L’Unione Europea (UE) guidata da Ursula von der Leyen sta perseguendo una strategia di diversificazione commerciale, con l’obiettivo di creare una nuova “globalizzazione felice” in versione europea. Una risposta che mira a mitigare gli impatti dei dazi statunitensi imposti da Donald Trump e a contrastare l’aggressività economica della Cina. Insomma, in Europa non si rassegnano all’idea di voler globalizzare il pianeta, come se non fosse già abbastanza evidente dove ci ha portato questo modello negli ultimi decenni.

UE – Accordi strategici e l’illusione del soft power

Uno dei punti chiave di questa nuova, e a mio avviso pessima, strategia è la conclusione dell’Unione Europea–Indonesia Comprehensive Economic Partnership Agreement, che punta a sbloccare il potenziale di un mercato di circa 286 milioni di abitanti con una crescita economica attorno al 5%. La Commissione Europea si prepara anche a lanciare nuovi negoziati con i Paesi firmatari del Partenariato Transpacifico (CPTPP). L’accordo con l’Indonesia è visto come un “game changer” perché rimuoverà il 98,5% dei dazi indonesiani sui prodotti europei, con un risparmio stimato di 600 milioni di euro per gli esportatori. I principali beneficiari? Automotive e agroalimentare, naturalmente.

Ma non è finita. L’UE punta anche a concludere un accordo di libero scambio con l’India entro la fine dell’anno, nonostante le evidenti riserve legate al sostegno indiano alla Russia. Intanto, i negoziati si stanno intensificando anche con Filippine, Thailandia, Malesia ed Emirati Arabi Uniti.
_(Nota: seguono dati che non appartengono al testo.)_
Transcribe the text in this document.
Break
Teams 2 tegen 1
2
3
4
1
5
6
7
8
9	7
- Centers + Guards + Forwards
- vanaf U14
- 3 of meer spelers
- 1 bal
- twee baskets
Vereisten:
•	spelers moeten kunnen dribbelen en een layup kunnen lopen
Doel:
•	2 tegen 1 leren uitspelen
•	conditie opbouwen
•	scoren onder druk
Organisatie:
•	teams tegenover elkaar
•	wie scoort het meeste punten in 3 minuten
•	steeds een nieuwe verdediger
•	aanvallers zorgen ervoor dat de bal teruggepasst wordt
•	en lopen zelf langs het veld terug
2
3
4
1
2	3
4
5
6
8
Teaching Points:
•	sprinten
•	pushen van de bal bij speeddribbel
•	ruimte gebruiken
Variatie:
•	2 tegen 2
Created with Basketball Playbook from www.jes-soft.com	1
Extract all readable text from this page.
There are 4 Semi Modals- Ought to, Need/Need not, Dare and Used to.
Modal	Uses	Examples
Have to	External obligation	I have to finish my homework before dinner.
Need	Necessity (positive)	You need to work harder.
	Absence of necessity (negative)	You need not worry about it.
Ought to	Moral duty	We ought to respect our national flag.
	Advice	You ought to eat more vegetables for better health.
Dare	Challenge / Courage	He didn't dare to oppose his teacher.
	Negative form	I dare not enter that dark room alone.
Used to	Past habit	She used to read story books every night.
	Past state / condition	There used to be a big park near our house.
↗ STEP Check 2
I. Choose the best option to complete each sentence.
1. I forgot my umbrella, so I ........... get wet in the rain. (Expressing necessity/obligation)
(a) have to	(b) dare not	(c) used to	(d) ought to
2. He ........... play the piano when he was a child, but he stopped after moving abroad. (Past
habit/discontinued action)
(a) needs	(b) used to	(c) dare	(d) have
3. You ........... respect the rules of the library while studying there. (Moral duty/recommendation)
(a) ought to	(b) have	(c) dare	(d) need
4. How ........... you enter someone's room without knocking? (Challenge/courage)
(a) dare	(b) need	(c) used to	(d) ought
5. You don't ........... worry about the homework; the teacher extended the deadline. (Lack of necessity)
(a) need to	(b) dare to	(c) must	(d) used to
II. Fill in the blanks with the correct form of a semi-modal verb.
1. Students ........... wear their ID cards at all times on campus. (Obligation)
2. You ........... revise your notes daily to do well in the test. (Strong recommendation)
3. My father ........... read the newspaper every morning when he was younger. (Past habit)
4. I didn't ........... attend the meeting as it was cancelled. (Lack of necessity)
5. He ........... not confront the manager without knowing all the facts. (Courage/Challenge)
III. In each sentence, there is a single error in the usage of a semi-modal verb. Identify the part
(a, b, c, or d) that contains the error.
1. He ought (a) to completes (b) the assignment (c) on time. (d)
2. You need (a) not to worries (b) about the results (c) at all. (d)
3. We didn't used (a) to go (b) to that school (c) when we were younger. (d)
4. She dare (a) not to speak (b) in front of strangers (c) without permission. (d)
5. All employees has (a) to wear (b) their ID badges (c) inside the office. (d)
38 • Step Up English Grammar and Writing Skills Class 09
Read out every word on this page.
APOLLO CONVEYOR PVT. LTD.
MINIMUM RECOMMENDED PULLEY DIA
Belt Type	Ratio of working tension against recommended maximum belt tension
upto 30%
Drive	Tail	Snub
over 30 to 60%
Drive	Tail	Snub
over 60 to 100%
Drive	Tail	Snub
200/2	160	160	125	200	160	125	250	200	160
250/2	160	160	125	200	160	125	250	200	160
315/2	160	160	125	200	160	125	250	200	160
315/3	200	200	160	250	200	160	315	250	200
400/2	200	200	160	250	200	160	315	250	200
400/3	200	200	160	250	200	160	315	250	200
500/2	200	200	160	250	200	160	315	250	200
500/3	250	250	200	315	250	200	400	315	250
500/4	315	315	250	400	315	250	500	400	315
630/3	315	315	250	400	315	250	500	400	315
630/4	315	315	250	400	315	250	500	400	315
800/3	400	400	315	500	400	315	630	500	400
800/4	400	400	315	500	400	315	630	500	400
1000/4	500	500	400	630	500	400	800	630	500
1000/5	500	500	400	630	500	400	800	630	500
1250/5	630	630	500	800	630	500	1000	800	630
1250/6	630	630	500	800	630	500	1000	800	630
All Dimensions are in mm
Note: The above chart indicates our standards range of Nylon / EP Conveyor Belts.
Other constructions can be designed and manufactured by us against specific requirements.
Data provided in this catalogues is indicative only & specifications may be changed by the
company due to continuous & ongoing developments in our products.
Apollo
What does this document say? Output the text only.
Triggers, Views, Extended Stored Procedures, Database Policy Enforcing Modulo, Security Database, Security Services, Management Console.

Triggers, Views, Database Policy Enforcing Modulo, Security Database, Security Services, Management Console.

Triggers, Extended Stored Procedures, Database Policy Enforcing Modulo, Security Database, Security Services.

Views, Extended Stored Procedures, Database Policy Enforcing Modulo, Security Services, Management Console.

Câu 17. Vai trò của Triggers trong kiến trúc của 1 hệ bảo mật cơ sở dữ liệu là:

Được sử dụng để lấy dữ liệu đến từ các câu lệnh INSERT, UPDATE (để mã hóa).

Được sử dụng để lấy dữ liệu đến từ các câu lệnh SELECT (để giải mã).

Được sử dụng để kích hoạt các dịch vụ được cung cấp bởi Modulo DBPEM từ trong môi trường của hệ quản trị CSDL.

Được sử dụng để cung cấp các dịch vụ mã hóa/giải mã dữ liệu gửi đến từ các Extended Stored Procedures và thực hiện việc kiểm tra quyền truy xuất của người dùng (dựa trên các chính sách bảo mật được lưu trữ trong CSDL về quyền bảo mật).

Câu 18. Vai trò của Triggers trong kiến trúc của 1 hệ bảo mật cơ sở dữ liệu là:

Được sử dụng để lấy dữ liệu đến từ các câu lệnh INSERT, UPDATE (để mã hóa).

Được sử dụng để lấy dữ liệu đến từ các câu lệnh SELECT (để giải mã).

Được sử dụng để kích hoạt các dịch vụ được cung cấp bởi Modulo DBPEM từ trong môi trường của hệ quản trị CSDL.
L’obiettivo è evidente: stringere quanti più accordi commerciali possibili per rafforzare la propria influenza internazionale attraverso il cosiddetto soft power — in assenza, va detto, di un hard power credibile.

Globalizzazione anni ‘90, mentre l’Europa reale affonda

In sostanza, l’Unione Europea sta cercando disperatamente di ottenere un ruolo politico nello scenario internazionale che non è stata in grado di costruirsi negli ultimi 25 o 30 anni. E lo fa rincorrendo ancora il mito degli anni ‘90: quello della globalizzazione in cui tutti esportano e nessuno importa. Ma questo modello è fallito. Forse sarebbe più utile, invece, iniziare a occuparsi della domanda interna, cara Unione Europea. Magari di quei tanti milioni di cittadini europei che oggi non hanno più scuole, pensioni, sanità, ambiente. E che continuano a pagare il prezzo di un sogno globale che si è trasformato in un incubo locale.